U.S. Sen. Dan Coats, R-Ind., also posted to Twitter, “As a promoter of freedom and a voice for the victims of injustice, Nelson Mandela’s contributions to the world will keep his memory alive.”
U.S. Rep. Jackie Walorski, a Republican representing the 2nd District, said Mandela dedicated his life to the courageous pursuit of peace and justice for all. She called his death tragic but said his legacy will inspire others to keep changing the world for the better.
Gary Mayor Karen Freeman-Wilson said Mandela served as a symbol of freedom and courage for muliple generations.

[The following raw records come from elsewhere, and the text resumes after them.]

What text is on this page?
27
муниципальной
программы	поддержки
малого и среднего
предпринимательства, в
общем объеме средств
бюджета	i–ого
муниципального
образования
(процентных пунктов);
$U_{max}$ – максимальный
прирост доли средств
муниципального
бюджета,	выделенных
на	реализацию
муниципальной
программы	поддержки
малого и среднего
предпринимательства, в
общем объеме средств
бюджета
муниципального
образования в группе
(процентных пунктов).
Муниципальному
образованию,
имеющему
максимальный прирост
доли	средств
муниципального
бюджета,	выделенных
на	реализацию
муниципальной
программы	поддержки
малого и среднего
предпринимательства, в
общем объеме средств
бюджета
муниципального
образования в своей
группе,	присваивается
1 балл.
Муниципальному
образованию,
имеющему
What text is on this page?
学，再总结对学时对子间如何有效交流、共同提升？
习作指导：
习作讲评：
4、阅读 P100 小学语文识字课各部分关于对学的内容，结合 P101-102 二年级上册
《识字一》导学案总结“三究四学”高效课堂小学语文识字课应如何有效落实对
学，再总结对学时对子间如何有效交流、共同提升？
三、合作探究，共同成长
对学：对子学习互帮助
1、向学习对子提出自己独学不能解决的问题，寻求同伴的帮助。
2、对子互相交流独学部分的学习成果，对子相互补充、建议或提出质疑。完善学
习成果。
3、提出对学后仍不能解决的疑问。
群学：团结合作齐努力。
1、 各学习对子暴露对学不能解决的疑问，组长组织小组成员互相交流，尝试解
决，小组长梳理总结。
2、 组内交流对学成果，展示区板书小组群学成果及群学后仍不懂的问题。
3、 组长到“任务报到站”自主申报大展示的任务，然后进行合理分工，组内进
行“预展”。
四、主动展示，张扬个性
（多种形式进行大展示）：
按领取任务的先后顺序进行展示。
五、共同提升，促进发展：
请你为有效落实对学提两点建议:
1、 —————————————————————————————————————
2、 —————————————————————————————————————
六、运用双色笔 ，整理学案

“If you think of his imprisonment,” Freeman-Wilson said, “and how he cam out as a victor, you can’t help but admire him and be inspired by him.”
“He always treated others the way he wanted to be treated.” she added, “I find that personally to be a great example.”
Former Gary Mayor Richard Hatcher said he feels a deep sadness at the loss of a great man. While serving with TransAfrica, Hatcher worked to free Mandela from prison, and also helped to write a new constitution after the South African leader was elected president.
Hatcher said Mandela’s courage to stand against tyranny and his compassion to forgive those who stood against him will be his greatest legacy.
“He became president, and South Africa has been one of the most peaceful countries in the world, not just in Africa,” Hatcher said. “They have built an integrated economy, working together for the good of the country.”
Hatcher said he hopes those lessons will not be lost on politicians who may attack the first U.S. African-American president simply because of his race. He said such behavior by a few elected officials insults many Americans, black and white, who believe in fairness and justice.
“Out of the truly sad death of Nelson Mandela,” he said, “one of the things that comes out of this, maybe people will have some second thoughts about their actions.”